Philosophische Gespräche
Der Sozialphilosoph, Schriftsteller und Psychologe Ulrich Sonnemann (1912–1993) zählt zu den markantesten und zu Unrecht wenig rezipierten Denkern der Kritischen Theorie. Sein Hauptwerk Negative Anthropologie (1969) entwirft eine Bestimmung des Menschen, die vom Nichtgewordenen ausgeht: vom Unterdrückten, Verdrängten, Abwesenden und noch Ungelebten. Zugleich entzündet sich die Kritik am bestehenden Unheil gesellschaftlicher Verhältnisse. Der Vortrag rekonstruiert diesen Ansatz anhand konkreter Geschichtserfahrungen, die das Menschliche in seiner Deformation und unabgegoltenen Möglichkeit zeigen. Im Mittelpunkt steht dabei Sonnemanns Kritik an der positivistischen Anthropologie Arnold Gehlens sowie seine Verschränkung von Sprachkritik, Psychoanalyse und kritischem Humanismus. Kann dieser Ansatz – auch angesichts aktueller Debatten um künstliche Intelligenz und die Zukunft des Humanen – dazu beitragen, am Menschlichen festzuhalten?

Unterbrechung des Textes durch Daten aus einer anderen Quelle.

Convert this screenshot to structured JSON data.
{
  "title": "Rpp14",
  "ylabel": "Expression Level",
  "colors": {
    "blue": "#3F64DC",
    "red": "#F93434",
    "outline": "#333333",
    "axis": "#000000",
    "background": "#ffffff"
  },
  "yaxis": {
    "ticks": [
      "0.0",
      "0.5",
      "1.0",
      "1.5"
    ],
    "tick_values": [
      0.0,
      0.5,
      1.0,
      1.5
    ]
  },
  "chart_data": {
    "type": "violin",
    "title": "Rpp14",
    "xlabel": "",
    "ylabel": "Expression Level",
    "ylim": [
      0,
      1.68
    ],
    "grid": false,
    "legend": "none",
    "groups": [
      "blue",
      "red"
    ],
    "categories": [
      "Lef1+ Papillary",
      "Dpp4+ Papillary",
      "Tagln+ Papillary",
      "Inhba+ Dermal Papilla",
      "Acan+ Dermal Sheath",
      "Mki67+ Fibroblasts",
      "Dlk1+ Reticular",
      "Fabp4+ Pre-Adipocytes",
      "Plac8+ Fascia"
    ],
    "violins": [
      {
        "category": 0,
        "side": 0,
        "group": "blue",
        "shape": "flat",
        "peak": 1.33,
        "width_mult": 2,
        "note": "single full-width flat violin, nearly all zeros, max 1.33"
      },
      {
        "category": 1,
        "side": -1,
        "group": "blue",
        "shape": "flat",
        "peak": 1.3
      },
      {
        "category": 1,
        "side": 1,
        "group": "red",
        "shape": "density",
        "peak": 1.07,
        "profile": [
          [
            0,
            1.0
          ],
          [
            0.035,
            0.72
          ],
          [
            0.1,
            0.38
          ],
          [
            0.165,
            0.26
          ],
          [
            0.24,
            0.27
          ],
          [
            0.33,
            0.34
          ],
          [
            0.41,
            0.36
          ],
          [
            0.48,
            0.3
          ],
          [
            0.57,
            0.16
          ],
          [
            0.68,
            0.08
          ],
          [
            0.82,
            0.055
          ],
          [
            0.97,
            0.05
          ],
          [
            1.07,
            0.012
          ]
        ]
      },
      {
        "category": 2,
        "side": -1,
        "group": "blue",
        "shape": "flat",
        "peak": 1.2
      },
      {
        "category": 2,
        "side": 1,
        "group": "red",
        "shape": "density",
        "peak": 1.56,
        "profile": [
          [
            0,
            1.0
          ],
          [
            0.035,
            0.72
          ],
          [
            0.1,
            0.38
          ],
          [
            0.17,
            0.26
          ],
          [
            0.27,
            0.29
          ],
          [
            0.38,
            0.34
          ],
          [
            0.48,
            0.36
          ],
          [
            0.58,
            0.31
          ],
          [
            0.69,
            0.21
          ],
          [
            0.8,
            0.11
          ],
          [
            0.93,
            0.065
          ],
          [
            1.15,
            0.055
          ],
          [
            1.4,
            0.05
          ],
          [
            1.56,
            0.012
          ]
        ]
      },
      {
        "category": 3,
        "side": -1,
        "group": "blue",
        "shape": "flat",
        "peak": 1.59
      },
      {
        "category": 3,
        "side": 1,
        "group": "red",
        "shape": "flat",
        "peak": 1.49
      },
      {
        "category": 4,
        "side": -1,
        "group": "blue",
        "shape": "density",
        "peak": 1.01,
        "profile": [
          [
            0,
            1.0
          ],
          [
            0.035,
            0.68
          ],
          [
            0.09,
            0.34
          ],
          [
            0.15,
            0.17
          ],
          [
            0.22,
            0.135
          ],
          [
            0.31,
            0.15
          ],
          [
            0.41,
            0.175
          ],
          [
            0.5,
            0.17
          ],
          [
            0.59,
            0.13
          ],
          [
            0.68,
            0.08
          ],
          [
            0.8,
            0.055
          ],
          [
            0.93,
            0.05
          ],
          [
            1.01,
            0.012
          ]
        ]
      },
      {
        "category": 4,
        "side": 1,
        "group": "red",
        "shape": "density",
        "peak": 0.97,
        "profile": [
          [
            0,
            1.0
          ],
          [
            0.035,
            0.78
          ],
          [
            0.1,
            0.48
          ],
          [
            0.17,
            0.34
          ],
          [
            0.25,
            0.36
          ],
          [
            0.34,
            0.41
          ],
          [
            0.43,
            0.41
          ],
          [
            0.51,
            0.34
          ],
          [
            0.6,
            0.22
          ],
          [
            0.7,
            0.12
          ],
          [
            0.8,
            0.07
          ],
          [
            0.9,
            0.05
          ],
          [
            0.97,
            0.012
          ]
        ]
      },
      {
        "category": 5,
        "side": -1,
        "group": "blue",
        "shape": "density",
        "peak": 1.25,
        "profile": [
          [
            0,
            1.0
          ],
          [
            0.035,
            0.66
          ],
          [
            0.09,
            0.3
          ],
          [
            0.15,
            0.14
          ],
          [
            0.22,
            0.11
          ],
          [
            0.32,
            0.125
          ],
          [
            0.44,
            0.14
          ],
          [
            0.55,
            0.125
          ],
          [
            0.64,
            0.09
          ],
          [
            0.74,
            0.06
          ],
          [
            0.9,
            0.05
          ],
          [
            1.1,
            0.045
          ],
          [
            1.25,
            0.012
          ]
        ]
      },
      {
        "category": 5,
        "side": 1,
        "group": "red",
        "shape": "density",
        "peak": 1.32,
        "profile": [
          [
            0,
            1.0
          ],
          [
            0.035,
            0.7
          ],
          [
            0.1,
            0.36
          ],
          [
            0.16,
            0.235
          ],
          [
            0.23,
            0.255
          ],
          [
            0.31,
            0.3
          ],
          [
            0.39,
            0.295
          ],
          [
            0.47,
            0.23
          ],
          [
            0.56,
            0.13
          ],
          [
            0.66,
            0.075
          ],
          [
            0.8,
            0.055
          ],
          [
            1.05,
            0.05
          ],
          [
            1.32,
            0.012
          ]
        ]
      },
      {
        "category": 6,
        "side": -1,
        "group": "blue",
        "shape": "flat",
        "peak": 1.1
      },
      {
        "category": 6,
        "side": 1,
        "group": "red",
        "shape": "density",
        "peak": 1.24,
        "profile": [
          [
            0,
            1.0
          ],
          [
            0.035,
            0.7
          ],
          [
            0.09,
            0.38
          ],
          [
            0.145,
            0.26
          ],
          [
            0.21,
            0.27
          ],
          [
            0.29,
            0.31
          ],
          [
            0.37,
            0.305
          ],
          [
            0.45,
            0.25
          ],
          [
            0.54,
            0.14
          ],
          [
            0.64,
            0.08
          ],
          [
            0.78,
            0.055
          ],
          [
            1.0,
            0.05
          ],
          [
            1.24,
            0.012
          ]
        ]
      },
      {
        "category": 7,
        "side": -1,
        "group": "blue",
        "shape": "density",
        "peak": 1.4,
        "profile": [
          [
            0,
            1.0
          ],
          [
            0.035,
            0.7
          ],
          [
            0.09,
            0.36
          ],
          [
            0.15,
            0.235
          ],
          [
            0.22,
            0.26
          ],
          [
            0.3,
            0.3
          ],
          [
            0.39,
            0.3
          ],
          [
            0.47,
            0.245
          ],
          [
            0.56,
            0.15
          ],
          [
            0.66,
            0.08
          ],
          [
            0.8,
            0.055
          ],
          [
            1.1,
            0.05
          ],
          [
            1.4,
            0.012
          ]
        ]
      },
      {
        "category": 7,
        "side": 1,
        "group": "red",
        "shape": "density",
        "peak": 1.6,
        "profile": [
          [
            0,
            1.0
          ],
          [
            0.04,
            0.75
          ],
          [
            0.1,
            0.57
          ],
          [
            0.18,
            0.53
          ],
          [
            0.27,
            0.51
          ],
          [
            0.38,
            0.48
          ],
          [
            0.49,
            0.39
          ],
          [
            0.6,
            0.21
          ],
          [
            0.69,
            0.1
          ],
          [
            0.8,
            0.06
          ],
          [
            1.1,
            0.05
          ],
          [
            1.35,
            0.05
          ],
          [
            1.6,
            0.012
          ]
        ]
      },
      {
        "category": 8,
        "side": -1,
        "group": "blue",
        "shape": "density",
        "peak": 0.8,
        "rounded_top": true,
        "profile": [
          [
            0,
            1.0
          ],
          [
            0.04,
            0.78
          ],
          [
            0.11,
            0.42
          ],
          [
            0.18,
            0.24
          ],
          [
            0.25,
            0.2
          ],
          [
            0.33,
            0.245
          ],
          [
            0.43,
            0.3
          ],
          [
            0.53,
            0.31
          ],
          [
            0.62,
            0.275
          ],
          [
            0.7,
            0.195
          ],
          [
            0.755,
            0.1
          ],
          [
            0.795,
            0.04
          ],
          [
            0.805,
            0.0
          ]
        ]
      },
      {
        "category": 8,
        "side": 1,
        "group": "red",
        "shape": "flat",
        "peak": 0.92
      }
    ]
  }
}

Referent: Dr. Martin Mettin ist Philosoph und wissenschaftlicher Mitarbeiter an der Humanistischen Hochschule Berlin, wo er zu Ästhetik, Ethik und philosophischer Bildung lehrt und forscht. Zu seinen Buchveröffentlichungen zählen Echo im Sprachwald (Neofelis, 2019) über Walter Benjamin und Kritische Theorie des Hörens. Untersuchungen zur Philosophie Ulrich Sonnemanns (Metzler, 2021), das mit dem Wissenschaftspreis der Rosa-Luxemburg-Stiftung Sachsen ausgezeichnet wurde. Zudem ist er Mitherausgeber des Briefwechsels zwischen Sonnemann und Theodor W. Adorno (Zeitschrift für Kritische Theorie, 2019) und eines Sammelbandes zur Negativen Anthropologie (Neofelis, 2021).